This project is a shingle style house that was submitted to the 1989 Innovations in Housing Competition sponsored by APA wood products. It won a Certificate of Merit Award. The Grand Award winner of the competition that year was Ken Dahlin, Architectural Designer of Racine, Wisconsin. Other Certificate of Merit Awards were John P. Cutsumpas, Architectural Designer of Mamaroneck, New York and Jeffery Charles Raasch, Architectural Designer of San Francisco. I was a student at the time and produced the presentation drawings between semesters.
I’ve posted the jury comments below.
Keep in mind that when this project was drawn, the post modern movement was waning and the deconstructivists and neo-modernists movements were gaining in popularity. Genuine traditional styled projects were unusual.
The general comment from the jury:
The quality of the submissions remains divided between the very high and the not-quite-so-high, as might be expected. There is an emphasis on historically derived directions, as is evident in at least two of the winning entries. The Grand Award winner falls within that classification and reflects a general embracing by the public of the comforts associated with homes of times gone by.
While this is by no means the only kind of thinking the jury was looking for, it represents an approach that, it is hoped, will lead the public towards more design quality than it has typically been offered in many marketplaces. At the same time, the jury recognizes that innovations can take many forms, and future entrants need not think that historic references are a prerequisite for winning this competition.
The jury comments for my entry:
This represents a very well thought-out, very thorough, fairly standard floor plan and cottage-type house. The architecture itself is not particularly innovative, but what it does, it does extremely well. It seems to be a very comfortable sort of house – a house that could fit in a lot of different neighborhoods, at least in the Northeast. The quality of the execution is extremely high; however, the level of innovation is not particularly high.
It is innovative in the sense that the spirit of the original that it springs from is still here, and yet it somehow merges with the way we live today, making it seem as if the two eras really are, in a sense, one – that they belong to each other. That’s a pretty neat thing to accomplish.
It has all of the things that a modern house should have, but the fact is, the designer was very, very thorough in interpretation and execution of what could be termed a shingle-style house. It might seem a little too regional to the Northeast, but it really could be built in a lot of places, though probably not anywhere in the South. Nevertheless, it’s an extremely well-handled attempt at this kind of thing, with nice spaces for dining. The plan seems fairly well thought out.
I think that the use of shakes on the exterior is very, very important. I think the artistry is marvelous. The presentation is beautiful – absolutely beautiful.
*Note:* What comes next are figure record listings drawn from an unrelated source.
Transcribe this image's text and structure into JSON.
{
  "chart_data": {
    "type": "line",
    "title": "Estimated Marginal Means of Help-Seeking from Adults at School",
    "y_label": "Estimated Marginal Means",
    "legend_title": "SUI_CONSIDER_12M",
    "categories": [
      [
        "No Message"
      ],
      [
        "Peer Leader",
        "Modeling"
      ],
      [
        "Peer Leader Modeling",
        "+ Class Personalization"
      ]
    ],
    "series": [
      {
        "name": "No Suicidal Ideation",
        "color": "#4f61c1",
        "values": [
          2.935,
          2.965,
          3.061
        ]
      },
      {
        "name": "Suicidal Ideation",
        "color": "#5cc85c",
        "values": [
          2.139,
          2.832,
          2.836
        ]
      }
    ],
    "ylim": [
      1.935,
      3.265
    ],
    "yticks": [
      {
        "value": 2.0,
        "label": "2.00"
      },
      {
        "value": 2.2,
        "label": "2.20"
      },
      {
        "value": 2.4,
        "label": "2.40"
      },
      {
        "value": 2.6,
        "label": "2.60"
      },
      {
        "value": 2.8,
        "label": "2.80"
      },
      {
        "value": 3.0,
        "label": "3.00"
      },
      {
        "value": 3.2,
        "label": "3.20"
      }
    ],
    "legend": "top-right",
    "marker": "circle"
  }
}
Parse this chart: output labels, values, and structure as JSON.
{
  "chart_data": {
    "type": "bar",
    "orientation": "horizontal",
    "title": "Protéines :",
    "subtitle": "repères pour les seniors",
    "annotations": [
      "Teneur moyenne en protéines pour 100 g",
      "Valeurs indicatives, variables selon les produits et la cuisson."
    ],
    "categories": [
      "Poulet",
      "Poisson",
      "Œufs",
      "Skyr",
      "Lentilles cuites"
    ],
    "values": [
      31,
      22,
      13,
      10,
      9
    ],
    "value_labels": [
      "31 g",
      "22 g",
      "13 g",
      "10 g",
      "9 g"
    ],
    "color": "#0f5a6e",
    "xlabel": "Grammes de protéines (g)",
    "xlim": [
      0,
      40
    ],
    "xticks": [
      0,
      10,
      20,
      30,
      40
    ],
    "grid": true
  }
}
It is our feeling that the designer who did this very thoroughly thought out every aspect and carried it through the presentation, which is something we didn’t see a lot of. It’s quite rare even to see that much care taken in a contest entry.
(Note: The program sponsors require that the Grand Award winning design use APA Rated Siding on the exterior.)
The last comment is interesting. I entered the previous year and did not win. When the winners were announced, a brochure featuring the winning entries was distributed to all the other competitors, and I noticed that the winning entry had what appeared to be wood shingles or shakes. I remember thinking, “Hey wait! I didn’t know we could use wood shingles on the exterior!” So this entry was deliberately done in a shingle style because plywood siding lends itself more to modernist styles than traditional styles. I suppose vertical battens can be applied to create a carpenter gothic style, but there isn’t much else that can be achieved with plywood siding as an exterior material. I would have proposed using plywood siding in other less significant areas. For example, T-1-11 grooved siding could have been used at the eaves above the exposed rafters to simulate board sheathing, or the T-1-11 grooved siding could have been used for interior wainscots to simulate vertical board wainscots.
The drawings were bound in a book rather than mounted on boards, therefore the cover with the exterior perspective was designed to catch the eye. The drawing depicts the house framed by an archway. Upon further examination, the archway is split in two with the left side depicting the detailing of the front porch columns and stone pedestals, and the right side depicting the rear secon floor balcony columns with the wood shake clad skirt panel. The floor plan of the house is depicted as if it were a set of drawings draped across the porch floor or skirt panel.